A Traumatic Encounter with the Real, 2022

A permanent tattoo of a degraded children’s Superhero temporary tattoo, on the artist’s arm.

On initial viewing the tattoo appears to be that which it imitates - a temporary tattoo - and it is only on closer inspection that it is revealed to be a permanent tattoo.  This moment of realisation is a manufactured encounter with the Real (as conceptualised by Lacan and Zizek). Simultaneously, it reveals the futility of this search and the bleak possibility that beneath the Symbolic, there is no Real. 

‘…The simulacrum is never that which conceals the truth—it is the truth which conceals that there is none. The simulacrum is true.’ Baudrillard

A temporary tattoo is designed to mimic an actual tattoo. Through the process of returning a temporary tattoo back to its origin, the piece proposes the possibility of a return to the Real. But it is deliberately clumsy (and knowingly doomed), akin to David Lynch’s Chicken and Fish kits. The Real, once lost, can never be restored.

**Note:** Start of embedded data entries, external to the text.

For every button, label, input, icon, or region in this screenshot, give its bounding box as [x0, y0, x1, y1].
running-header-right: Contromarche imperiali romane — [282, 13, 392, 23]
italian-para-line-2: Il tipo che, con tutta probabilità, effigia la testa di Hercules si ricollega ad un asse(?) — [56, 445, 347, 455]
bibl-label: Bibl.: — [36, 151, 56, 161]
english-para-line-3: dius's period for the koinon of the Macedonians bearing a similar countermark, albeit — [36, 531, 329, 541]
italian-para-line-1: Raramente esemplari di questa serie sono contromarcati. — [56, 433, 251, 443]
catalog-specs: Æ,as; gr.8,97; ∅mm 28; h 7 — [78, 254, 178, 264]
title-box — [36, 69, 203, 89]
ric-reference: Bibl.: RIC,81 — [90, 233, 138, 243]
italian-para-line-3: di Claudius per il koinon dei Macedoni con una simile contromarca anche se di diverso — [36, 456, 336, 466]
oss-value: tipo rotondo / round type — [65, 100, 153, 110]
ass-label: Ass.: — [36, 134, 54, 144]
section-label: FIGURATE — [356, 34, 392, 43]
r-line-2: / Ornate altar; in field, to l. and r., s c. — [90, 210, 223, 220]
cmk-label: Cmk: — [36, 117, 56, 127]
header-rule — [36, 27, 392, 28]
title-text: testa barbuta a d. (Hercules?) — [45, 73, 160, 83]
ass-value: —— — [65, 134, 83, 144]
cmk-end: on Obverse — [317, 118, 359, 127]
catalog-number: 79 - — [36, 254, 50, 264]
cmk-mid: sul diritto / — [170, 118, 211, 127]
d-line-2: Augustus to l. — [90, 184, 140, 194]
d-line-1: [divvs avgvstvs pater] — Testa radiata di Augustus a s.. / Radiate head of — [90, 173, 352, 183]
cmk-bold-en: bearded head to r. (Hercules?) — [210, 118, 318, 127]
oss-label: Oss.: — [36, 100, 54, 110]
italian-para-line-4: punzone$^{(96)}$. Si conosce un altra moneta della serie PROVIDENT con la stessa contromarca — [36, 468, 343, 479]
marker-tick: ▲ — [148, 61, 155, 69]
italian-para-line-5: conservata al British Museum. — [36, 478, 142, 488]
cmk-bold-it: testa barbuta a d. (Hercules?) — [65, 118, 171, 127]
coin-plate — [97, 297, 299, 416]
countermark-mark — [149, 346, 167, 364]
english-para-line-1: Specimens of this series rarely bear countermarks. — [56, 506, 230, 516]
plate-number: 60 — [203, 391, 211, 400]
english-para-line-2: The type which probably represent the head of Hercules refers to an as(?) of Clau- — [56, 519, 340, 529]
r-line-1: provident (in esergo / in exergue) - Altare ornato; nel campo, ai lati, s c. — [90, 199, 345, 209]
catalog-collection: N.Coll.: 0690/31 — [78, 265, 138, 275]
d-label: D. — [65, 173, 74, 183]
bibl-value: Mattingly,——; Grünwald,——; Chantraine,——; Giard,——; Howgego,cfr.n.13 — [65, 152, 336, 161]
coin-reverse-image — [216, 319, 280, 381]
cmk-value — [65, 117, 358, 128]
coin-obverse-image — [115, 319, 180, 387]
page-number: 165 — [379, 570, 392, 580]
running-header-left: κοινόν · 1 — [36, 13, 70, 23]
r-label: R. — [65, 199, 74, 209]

This friction between the Real and the Symbolic is further exacerbated by its rendering in conceptual art, a form of art that is embedded in the Symbolic 

The artist’s motherhood is essential to her identity as an artist and becomes philosophically relevant in this piece - An adult wearing kid’s fake tattoos typically signifies that they’re a parent- in this case mother/(m)Other.